Schärferes Waffengesetz : Bundesländer wollen Messerverbot ausweiten

Der Bundesrat will das Waffengesetz verschärfen. Verbotszonen sollen ausgeweitet werden. Auch das Saarland arbeitet an strengeren Regeln.

Tödliche Messerattacken sorgen immer wieder für Entsetzen. Die Bundesländer wollen die Bürger jetzt besser vor solchen Angriffen schützen. Das Mitführen von Messern soll größtenteils verboten werden. Denn die Taten würden „weiterhin in hoher Zahl“ verübt, heißt es in einem der SZ vorliegenden Gesetzesantrag für den Bundesrat. Konkret sieht der Entwurf vor, dass Waffenverbotszonen auch auf Orte ausgeweitet werden sollen, „an denen sich besonders viele Menschen aufhalten“. Darunter fallen Fußgängerzonen, Bahnhöfe, Haltestellen, Einkaufszentren, Veranstaltungsorte und das Umfeld von Jugend- und Bildungseinrichtungen.

Niemand brauche ein Messer in Schulen oder im Bus. „Dies geht so aber noch nicht aus dem Waffengesetz hervor. Darum wollen wir das ändern“, so das niedersächsische Innenministerium, das mit Bremen den Entwurf eingebracht hat.

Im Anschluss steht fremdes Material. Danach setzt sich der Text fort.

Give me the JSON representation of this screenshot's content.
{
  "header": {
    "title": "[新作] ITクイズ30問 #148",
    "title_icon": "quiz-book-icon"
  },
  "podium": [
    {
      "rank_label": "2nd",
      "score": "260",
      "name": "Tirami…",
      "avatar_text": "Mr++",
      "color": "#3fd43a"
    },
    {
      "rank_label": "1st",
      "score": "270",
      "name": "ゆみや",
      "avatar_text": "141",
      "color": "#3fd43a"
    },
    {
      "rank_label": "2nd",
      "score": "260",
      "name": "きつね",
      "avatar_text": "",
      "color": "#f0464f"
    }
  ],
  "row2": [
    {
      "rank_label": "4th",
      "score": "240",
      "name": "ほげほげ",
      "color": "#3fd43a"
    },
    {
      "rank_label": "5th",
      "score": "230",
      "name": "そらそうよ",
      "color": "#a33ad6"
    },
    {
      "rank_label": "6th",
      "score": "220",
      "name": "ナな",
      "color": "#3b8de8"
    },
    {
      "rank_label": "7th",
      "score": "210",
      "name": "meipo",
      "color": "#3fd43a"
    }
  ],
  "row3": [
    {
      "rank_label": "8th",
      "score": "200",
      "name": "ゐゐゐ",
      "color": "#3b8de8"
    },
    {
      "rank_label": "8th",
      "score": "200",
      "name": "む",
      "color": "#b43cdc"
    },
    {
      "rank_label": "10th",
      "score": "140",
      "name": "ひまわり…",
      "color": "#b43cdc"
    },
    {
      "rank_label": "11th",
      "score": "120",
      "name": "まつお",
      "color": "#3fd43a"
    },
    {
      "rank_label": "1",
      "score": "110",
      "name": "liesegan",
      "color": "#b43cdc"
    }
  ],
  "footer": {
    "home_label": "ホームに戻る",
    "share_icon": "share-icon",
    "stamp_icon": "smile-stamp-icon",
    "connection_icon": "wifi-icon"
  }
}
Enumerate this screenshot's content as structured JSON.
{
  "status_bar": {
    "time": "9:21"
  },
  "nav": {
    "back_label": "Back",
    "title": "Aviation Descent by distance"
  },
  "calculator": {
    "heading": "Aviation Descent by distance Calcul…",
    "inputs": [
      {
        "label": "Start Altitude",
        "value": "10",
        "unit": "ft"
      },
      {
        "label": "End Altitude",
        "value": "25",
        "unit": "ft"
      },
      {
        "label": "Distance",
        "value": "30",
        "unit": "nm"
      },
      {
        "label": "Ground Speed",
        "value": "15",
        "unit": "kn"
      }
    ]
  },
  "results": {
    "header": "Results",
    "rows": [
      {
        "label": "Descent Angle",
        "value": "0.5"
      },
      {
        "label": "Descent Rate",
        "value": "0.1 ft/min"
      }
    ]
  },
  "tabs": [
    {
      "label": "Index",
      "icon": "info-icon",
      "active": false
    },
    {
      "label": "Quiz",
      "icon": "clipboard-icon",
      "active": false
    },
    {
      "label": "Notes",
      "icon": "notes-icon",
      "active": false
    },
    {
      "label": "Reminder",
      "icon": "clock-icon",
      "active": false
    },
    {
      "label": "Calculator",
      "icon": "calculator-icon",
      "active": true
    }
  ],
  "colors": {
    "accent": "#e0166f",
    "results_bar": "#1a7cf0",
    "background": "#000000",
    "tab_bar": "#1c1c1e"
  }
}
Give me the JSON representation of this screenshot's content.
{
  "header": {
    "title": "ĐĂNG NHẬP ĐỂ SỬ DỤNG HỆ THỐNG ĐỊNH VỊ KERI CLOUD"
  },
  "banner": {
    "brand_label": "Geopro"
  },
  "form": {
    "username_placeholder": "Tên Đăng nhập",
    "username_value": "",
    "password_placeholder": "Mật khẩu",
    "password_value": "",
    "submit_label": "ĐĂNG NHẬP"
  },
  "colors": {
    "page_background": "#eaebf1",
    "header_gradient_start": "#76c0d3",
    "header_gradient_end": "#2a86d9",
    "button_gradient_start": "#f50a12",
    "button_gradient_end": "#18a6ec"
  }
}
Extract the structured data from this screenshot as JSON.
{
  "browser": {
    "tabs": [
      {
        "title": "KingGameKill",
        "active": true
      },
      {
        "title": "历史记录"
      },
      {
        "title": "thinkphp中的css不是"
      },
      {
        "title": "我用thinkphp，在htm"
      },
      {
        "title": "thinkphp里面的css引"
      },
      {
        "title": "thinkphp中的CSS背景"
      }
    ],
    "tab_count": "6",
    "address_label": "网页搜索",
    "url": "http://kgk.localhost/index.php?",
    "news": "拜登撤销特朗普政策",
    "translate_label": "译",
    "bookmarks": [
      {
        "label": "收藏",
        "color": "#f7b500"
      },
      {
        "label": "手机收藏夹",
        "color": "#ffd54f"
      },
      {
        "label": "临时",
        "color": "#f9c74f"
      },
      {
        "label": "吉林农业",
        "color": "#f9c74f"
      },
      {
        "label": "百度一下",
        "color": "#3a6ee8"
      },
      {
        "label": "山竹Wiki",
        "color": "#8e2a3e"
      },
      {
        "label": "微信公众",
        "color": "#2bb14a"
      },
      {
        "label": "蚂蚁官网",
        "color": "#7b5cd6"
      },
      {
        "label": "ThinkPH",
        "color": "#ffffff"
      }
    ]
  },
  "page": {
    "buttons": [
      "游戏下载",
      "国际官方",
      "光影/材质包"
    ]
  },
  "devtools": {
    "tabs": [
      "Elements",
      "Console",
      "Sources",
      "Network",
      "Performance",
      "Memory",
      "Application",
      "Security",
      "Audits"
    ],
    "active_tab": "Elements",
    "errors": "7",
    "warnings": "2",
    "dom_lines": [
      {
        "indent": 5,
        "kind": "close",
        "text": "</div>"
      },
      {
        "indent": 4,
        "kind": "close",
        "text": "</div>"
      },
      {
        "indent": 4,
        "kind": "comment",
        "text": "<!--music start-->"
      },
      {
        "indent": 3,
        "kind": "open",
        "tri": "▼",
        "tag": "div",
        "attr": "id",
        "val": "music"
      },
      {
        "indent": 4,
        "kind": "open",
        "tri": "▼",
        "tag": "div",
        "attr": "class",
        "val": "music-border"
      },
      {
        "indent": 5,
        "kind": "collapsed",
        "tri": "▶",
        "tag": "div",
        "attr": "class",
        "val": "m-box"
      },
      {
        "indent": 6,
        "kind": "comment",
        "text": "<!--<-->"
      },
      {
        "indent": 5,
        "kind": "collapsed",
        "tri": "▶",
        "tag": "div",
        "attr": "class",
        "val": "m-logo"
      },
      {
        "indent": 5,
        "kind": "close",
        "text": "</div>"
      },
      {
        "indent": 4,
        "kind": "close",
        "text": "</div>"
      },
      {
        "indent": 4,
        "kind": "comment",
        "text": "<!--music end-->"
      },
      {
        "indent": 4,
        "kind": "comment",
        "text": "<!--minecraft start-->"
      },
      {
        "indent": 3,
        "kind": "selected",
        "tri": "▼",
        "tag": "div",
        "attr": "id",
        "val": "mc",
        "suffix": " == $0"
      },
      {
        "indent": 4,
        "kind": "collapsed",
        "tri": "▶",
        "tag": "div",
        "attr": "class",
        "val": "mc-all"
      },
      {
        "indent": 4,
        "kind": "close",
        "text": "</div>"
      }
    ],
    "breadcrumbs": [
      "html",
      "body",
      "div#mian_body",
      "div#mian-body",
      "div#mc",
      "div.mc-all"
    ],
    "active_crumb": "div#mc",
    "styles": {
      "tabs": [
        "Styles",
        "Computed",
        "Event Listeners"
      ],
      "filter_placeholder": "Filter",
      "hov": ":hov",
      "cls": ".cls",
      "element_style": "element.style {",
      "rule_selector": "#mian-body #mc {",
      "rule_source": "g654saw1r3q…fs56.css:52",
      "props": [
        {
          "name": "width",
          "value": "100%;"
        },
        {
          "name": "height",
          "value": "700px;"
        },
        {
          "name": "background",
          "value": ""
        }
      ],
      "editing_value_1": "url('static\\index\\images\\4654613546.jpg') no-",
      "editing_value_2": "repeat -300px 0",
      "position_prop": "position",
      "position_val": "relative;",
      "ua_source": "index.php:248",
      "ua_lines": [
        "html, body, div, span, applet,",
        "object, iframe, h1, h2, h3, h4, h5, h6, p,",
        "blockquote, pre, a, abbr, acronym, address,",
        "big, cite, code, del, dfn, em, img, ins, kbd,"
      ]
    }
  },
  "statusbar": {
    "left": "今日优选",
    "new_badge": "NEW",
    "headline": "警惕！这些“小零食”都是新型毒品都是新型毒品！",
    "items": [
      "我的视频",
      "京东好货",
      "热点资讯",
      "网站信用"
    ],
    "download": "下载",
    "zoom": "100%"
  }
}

Bisher kann die Polizei Waffenverbotszonen nur an „kriminalitätsbelasteten Orten“ einrichten. Die Verschärfung sieht zudem vor, dass feststehende Messer mit einer Klingenlänge von mehr als sechs Zentimetern nicht mehr in der Öffentlichkeit mitgeführt werden dürfen – bislang sind maximal zwölf Zentimeter erlaubt. Im Bundesrat beraten werden sollen die Pläne Ende kommender Woche. Es wird mit einer breiten Zustimmung gerechnet.

Parallel dazu gibt es auch im Saarland Bestrebungen, Waffenverbotszonen auszuweiten. Ziel sei es, „das Mitführen von Waffen jedweder Art an bestimmten Orten zumindest zu bestimmten Zeiten“ zu verbieten, teilte das Saar-Innenministerium auf SZ-Anfrage mit. Den Kommunen soll dafür das Recht übertragen werden, entsprechende Vorschriften zu erlassen. Derzeit befinde sich das Ministerium in einer Abstimmung mit den Kommunen zu dieser Frage.